Selasa, 11 September 2012

Artificial Intelligence and Basic English: A New Approach to Translation

I find that one of the greatest challenges of our time is that of communications. However, once communication is achieved between individuals, the next step is that of understanding. The English language is the predominant language for human interaction across the whole world today: 55% of the Internet content is in English, most of the top Universities, business transactions, entertainment as well as scientific and technological publications use English. At a technical level of telecommunications technology, it is one of the fastest growing industries.

Many translating tools are available to translate between languages but they are in general of very low quality due to the complexities of correctly deriving the equivalence between words and phrases in two distinct natural languages. Translation is difficult for numerous reasons, including: 

the lack of one-to-one word correspondences among languages
the existence in every language of homonyms
the fact that natural grammars are idiosyncratic
They do not conform to an exact set of rules that would facilitate direct, word-to-word substitution. It is toward a computational "understanding" of these idiosyncrasies that many artificial intelligence research efforts have been directed, and their limited success testifies to the complexity of the problem. An alternative is to interact in a language which is widely understood and which many people wish to learn, even if at a basic conversational level in order to interact and be entertained, as is the case with the English language. The difficulty then arises of how to assimilate complex material even if only a colloquial level of knowledge is available.

Chinese writing for instance possesses more than 40,000 mainly ideographic signs, but knowledge of four thousand is enough for most purposes. Chinese writing, insofar as it is phonetic, is also monosyllabic, for the very good reason that the words of the language consist of only one syllable, with a large number of homophones, which made it important to have signs that distinguished between these homophones, and so the script avoided being purely phonetic. Even in this case, early simplification such as the one performed by James Yen in 1923, resulted in a selection of 1,200 of the traditional characters, in order to form what can be called Basic Chinese, enabling illiterate people to read in this system after four months work. A later refinement by Yuan Chao produced a system of about 2,500 of the traditional characters, which, it was claimed, can cover basically all of the language. The Japanese resolved the basic linguistic problem by adding Hira Gana. Children are taught 1,200 from 40,000 symbols, which often contain a Chinese root and suffixes.
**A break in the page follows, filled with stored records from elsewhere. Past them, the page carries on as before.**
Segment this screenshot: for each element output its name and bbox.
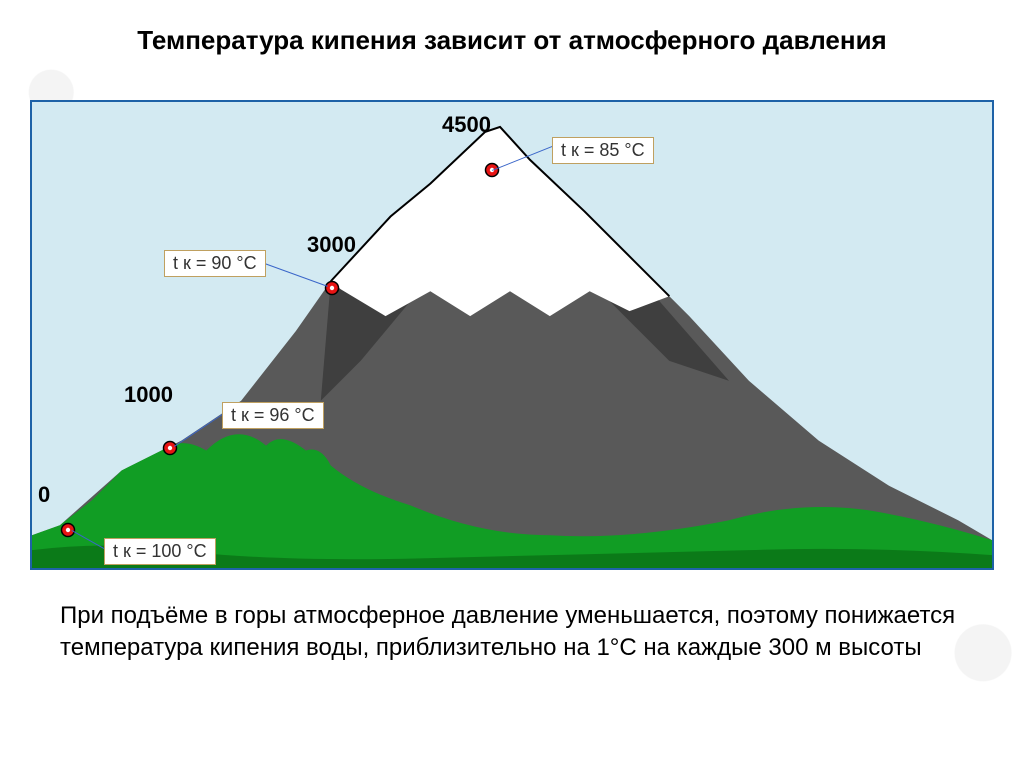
temperature-label: t к = 90 °C — [164, 250, 266, 277]
altitude-label: 1000 — [124, 382, 173, 408]
boiling-point-marker — [324, 280, 340, 296]
temperature-label: t к = 100 °C — [104, 538, 216, 565]
temperature-label: t к = 96 °C — [222, 402, 324, 429]
page-title: Температура кипения зависит от атмосферн… — [0, 0, 1024, 57]
altitude-label: 0 — [38, 482, 50, 508]
caption-text: При подъёме в горы атмосферное давление … — [60, 600, 964, 665]
temperature-label: t к = 85 °C — [552, 137, 654, 164]
altitude-label: 4500 — [442, 112, 491, 138]
diagram-canvas: 4500 t к = 85 °C 3000 t к = 90 °C 1000 t к = … — [30, 100, 994, 570]
mountain-illustration — [32, 102, 992, 570]
boiling-point-marker — [162, 440, 178, 456]
altitude-label: 3000 — [307, 232, 356, 258]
Another attempt at devising a simplified version of a language is that of Basic English, as proposed by Charles K. Ogden in the 1920s. The fact that it is possible to say almost everything we normally wish to say with 850 words, makes Basic English something extremely attractive. By the addition of 100 words required for any general field such as Sciences, and 50 internationally recognized words, a total of 1,000 words enable successful communication.

Imagine now that, in stead of translating a complex, technical text into your own language, you are able to simplify its vocabulary in order to be able to understand the words and, therefore, the essence of the content. This is an other approach of translation which should be referred to as conversion since the vocabulary is converted into a subset of the same language. This is how I see the future of translation: converting content into a reduced-vocabulary representation of the same language to simplify it and be able to understand it.

Clearly, where complex or ambiguous material is being turned from English into a reduced-vocabulary representation, there will be some loss of semantic content. However, material of a legal, business, scientific and technological nature is normally specifically produced in a way that seeks to be both precise and clear, and is therefore amenable to a reduced-vocabulary representation. On Internet, on the other hand, if we consider scientific and technological words, the required vocabulary comes closer to 100,000 words and is therefore well beyond the capacity of the average English-as-a foreign-language student. Hence, using Basic English to (re-)define those words allows people with a basic knowledge of English to understand almost 100,00 words knowing only 1,000 of them.

Simplish has implemented an automatic translation tool, based on converting Standard English into Basic English, so that a user with even a basic conversational level of English can understand English content however complex. For the case of more complex scientific words, these are explained wherever they occur in footnotes using these 1,000 basic words. Simplish can be used for free to process texts of less than 500 words, whereas registered users can process files up to 25,000 words, have some space for personal files on the server, as well as add words to a personal dictionary so the system can adapt to each user's level of knowledge.